Ford spent three years quietly hiring back about 350 veteran engineers after its automated quality systems failed to catch the defects the company expected them to. Executives laid out the reversal on a press call the week of June 24, tied to Ford topping the JD Power Initial Quality Study among mainstream brands for the first time since 2010.
What went wrong
The short version, straight from the person who owns it: the machines weren't trained on the right stuff. "Mistakenly, we thought that by just introducing artificial intelligence and ingesting the design requirements that we had, that would produce a high-quality product," Charles Poon, Ford's VP of vehicle hardware engineering, told reporters, per TechCrunch. It's a strikingly blunt admission for a Fortune 500 exec, and Ford clearly decided owning the mistake played better than burying it.
The problem wasn't really the AI. It was timing. Many of Ford's most experienced engineers had already walked out the door before anyone captured what they knew, which meant the quality tools were being trained on incomplete data by people who didn't have the same instincts. COO Kumar Galhotra told Bloomberg the company had been relying more and more on automated systems with disappointing results.
The gray beards come back
So Ford went and got them. The rehired engineers, internally nicknamed "gray beards," now run mandatory weekly design reviews and act as internal auditors, hunting for failure points before a blueprint ever reaches the factory floor. They're also retraining the machine-learning systems and mentoring junior staff, which is the part that matters long term. You can't clone a 20-year technician who diagnoses a problem by sound.
Ford frames the count at roughly 350 people hired, rehired, or promoted over three years, though some coverage rounds it to 300. In a company that has shed thousands of salaried roles since 2020, it's a small number carrying a lot of narrative weight.
Did it actually work?
The quality numbers moved, and moved hard. Ford jumped from 10th among mainstream brands in last year's JD Power survey to first this year, landing above Toyota and Honda, with only Porsche and Genesis ranking higher overall. The F-150, Super Duty, and Mustang each topped their categories. That's a dramatic swing for a survey that measures problems in the first 90 days of ownership, and swings that size usually reflect real operational change rather than a marketing refresh.
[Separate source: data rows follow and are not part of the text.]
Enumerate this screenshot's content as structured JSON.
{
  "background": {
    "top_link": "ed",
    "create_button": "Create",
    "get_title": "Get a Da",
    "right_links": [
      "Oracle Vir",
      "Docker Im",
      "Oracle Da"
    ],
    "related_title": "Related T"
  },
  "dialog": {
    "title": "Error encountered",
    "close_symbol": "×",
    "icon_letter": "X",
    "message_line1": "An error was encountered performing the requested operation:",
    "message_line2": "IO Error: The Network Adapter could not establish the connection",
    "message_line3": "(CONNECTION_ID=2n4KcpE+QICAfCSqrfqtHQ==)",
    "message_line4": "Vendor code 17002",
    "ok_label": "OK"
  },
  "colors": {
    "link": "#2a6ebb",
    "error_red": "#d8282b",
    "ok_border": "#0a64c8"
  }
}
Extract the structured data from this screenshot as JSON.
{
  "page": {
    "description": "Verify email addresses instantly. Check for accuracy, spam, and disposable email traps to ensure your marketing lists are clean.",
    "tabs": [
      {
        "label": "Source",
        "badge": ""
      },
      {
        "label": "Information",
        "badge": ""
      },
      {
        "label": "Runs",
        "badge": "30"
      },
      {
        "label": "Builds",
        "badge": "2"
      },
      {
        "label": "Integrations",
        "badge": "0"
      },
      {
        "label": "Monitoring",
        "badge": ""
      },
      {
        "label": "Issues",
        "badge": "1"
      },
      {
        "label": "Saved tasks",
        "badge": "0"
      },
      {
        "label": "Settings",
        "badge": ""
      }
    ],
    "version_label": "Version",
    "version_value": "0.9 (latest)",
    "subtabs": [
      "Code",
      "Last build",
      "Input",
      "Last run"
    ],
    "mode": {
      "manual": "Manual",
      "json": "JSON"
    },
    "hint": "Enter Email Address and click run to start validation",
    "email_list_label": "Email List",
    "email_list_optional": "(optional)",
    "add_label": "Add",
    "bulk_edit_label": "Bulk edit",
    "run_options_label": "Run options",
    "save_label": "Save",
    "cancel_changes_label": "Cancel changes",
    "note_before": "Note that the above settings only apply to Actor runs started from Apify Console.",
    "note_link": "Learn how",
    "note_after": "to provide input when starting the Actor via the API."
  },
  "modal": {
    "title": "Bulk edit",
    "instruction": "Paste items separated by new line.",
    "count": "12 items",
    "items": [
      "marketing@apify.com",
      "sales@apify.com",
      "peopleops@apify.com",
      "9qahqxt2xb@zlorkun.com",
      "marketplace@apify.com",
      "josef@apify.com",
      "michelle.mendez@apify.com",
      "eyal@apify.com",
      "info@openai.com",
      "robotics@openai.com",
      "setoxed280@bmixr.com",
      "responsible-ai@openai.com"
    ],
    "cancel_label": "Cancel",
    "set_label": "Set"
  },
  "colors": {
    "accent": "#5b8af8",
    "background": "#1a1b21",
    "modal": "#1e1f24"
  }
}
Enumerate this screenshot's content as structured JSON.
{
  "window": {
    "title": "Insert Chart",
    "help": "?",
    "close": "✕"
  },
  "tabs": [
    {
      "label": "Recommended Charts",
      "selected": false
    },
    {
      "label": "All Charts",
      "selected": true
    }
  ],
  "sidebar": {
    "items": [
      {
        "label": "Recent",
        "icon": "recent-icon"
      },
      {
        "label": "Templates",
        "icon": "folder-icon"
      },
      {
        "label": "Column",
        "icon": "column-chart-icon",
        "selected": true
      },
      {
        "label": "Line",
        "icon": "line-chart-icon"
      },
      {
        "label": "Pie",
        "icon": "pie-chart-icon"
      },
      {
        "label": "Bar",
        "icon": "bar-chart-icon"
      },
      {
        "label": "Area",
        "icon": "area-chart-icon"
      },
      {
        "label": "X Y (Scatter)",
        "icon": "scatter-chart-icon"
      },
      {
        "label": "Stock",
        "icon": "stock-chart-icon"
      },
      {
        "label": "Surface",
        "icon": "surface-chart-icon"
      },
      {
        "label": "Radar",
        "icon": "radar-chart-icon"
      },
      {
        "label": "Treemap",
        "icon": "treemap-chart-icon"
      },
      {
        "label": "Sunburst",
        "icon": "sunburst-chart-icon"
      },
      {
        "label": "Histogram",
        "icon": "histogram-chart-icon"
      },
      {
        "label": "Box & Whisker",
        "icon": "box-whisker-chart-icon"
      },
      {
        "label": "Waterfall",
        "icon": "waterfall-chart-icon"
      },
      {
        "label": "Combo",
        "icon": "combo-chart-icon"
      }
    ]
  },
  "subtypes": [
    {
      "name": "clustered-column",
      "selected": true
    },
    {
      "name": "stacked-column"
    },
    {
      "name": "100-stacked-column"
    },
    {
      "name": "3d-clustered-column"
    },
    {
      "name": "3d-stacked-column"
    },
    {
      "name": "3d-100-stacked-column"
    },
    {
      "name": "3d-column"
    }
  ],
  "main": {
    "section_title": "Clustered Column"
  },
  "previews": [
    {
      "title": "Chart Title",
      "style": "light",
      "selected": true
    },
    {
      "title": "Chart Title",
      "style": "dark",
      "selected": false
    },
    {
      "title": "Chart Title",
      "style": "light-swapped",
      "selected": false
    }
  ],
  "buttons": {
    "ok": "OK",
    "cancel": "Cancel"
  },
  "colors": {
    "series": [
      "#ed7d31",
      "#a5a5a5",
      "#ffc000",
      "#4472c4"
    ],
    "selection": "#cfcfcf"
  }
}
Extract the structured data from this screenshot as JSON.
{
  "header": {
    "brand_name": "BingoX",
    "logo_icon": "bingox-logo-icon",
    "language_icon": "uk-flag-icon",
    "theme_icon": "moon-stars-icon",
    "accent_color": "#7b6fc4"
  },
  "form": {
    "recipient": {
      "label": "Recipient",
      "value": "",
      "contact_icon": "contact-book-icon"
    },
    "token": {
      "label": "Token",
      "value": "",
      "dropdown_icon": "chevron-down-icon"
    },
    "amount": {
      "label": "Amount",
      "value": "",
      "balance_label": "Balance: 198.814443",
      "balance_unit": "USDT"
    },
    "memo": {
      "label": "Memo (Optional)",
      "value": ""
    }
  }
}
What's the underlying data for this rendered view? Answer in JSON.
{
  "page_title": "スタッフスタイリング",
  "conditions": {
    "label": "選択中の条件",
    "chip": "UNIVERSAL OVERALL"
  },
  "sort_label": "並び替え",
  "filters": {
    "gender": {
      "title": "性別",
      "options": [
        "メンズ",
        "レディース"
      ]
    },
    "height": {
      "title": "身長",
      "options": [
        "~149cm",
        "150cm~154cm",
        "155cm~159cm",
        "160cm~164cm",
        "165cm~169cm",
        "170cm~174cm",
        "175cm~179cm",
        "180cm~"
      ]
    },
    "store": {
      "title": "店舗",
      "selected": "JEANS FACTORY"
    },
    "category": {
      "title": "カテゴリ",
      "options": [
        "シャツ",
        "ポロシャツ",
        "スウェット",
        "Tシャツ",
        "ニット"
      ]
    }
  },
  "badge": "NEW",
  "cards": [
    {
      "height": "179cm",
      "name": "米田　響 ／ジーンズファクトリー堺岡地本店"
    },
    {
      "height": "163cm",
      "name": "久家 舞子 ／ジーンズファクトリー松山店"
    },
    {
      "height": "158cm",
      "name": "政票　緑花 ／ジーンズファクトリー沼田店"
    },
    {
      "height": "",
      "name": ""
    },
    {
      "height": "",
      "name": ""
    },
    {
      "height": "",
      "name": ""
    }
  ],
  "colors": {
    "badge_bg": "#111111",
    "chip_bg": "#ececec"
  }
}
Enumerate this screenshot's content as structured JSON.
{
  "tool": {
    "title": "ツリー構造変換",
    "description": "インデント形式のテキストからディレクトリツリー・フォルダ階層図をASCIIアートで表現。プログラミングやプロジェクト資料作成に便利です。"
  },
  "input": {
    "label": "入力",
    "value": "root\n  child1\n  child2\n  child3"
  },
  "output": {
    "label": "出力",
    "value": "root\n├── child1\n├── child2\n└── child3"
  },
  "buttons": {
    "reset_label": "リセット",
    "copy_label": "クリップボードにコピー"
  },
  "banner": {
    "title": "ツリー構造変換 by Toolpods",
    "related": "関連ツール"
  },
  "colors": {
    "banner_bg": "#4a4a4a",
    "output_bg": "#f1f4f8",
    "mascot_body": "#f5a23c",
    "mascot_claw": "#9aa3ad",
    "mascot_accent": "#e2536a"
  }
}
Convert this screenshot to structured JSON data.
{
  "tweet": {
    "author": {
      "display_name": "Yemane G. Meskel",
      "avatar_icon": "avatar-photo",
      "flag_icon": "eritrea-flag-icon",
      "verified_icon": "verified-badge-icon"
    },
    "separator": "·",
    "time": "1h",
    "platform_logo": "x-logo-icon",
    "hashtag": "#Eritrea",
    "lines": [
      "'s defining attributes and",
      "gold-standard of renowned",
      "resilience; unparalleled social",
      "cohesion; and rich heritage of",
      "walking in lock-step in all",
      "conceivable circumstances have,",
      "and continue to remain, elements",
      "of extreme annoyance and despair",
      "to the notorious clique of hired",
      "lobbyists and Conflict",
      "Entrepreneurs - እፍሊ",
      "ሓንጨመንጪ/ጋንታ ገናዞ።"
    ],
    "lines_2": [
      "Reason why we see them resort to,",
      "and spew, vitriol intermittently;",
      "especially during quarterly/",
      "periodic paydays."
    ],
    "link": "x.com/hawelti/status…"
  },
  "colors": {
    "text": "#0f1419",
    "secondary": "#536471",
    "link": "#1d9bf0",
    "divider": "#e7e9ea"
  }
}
Here's the catch worth sitting with. Ford is still the most recalled automaker in America and expects around $1 billion in warranty and materials costs this year. Galhotra called recalls a "lagging indicator," which is true, but it's also exactly what you'd say if the good headline number and the bad reality number were pointing in opposite directions. CEO Jim Farley says lower warranty and recall spending is worth "hundreds and hundreds of millions of dollars" in cost tailwind, a figure that's hard to independently check on a press call.
Ford isn't abandoning AI. It reportedly added more than 100,000 new automated tests to stress its software systems. The lesson Ford is selling is narrower than "AI failed," and closer to: you can't fire the people who know things and expect the model to know them instead.
JD Power's next Initial Quality Study lands in mid-2026, and that's the number to watch. If Ford holds the top spot with newer vehicles making up more of the fleet, Galhotra's lagging-indicator argument holds. If the recall figures don't come down, it doesn't.